European markets were broadly higher following the European Central Bank’s approval of a plan to buy bonds in struggling countries. However, representatives of Spain and Italy said that it was unlikely that they would request such purchases due to the economic restrictions that the ECB would impose. And the German Bundesbank voiced its strong disapproval of the plan.
At Friday’s close, the Dow Jones Industrial Average was up 15 points to 13,307, the S&P 500 gained 6 points at 1,438, and the Nasdaq was up fractionally at 3,136. The NYSE traded 678 million shares and the Nasdaq crossed 394 million. Advancers led decliners by 2-to-1 on the NYSE and by 1.4-to-1 on the Nasdaq.
The S&P 500 has broken decisively to a four-year closing high of 1,432. Initial support is now at the April high of 1,419 (close) and the August high (close) of 1,418. Resistance is at the May 2008 high of 1,440.
Bollinger Bands are among the most widely used indicators and are lines drawn at fixed intervals around a moving average. Not to get too technical, but I use a 9-day moving average with 2 standard deviations above and below the average for the visual bands (red). During periods of volatility, the bands move farther away from the average. The closer prices move to the upper band, the more “overbought” the market, and the closer prices move to the lower band, the more “oversold” the market.
Conclusion: There is no contesting the fact that the various indices have “broken out” from the restraining highs of this year and longer. Thursday’s new highs and Friday’s follow-through, as tepid as it was, are technical evidence of a breakout.

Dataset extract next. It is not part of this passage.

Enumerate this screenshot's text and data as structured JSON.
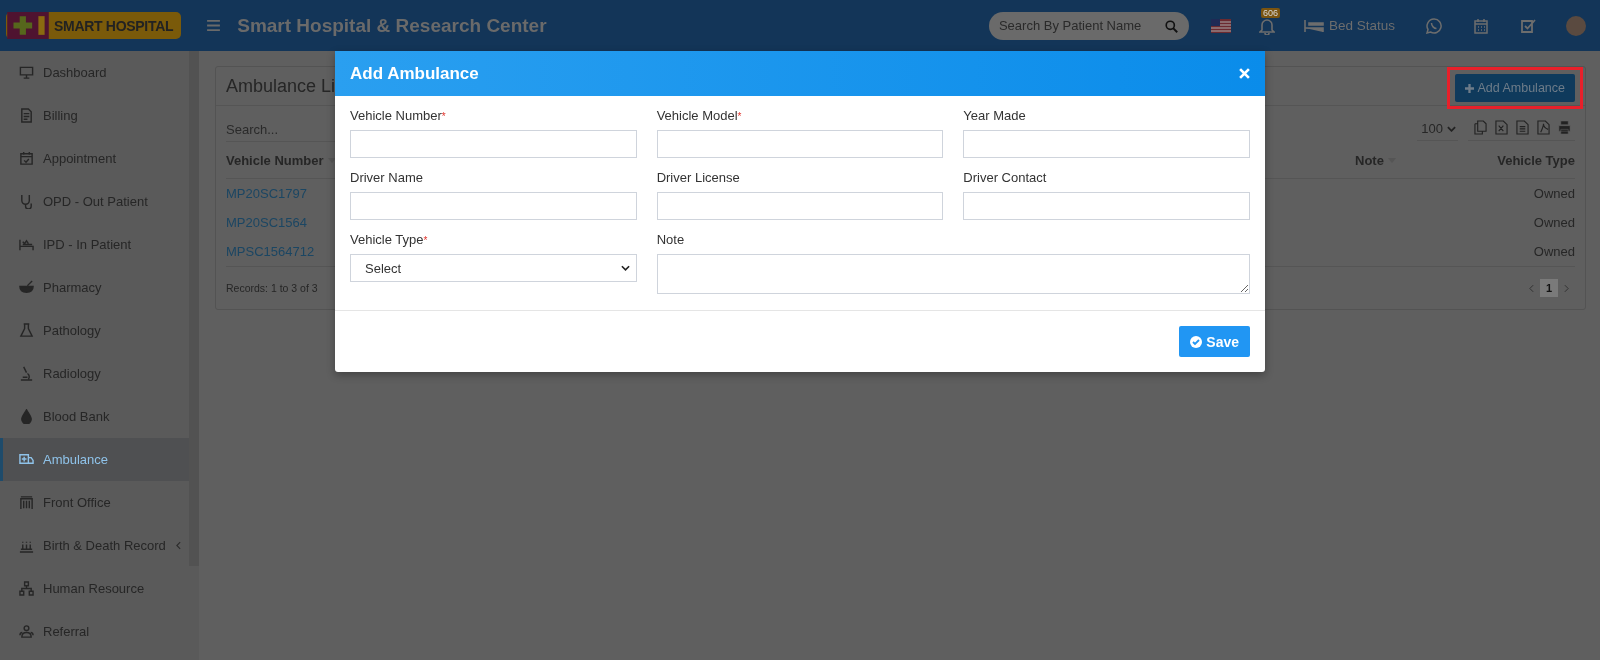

For most of the indices, like the S&P 500, the break resulted in a 45-bar new high — another signal that stocks will most likely move higher. Thursday’s break also produced up volume of 14-to-1 on the NYSE and 7-to-1 on the Nasdaq.
OK, that’s the bullish case, now for the “but.” NYSE volume of just 735 million shares on Thursday and a mere 678 million on Friday are very low and alone lead me to question the overall support by institutions of a major break. Also note the widening of the Bollinger Bands, which are very similar to the bands of April, which preceded a major sell-off.
Let’s be clear, the long-term bull trend has never been in doubt, but the near-term trend has changed to “up.” What we are attempting to discern is the strength of the intermediate trend since that is what could carry us through to year’s end.
This headline-driven market is dependent upon QE from the Fed and the ECB for its daily momentum, and these sources are highly unpredictable, and much of the move may have already been discounted. Thus, remaining cautious is prudent.
I would not buy high-volatility stocks and “chase the breakout.” Instead, buy undervalued, high-quality, dividend-bearing stocks that could withstand a correction. Those who have written options on positions in the past two weeks should not disturb them. Shorts should have stop-loss orders in place that will automatically protect them. Traders may want to go to precious metals and financials for quick short-term profits.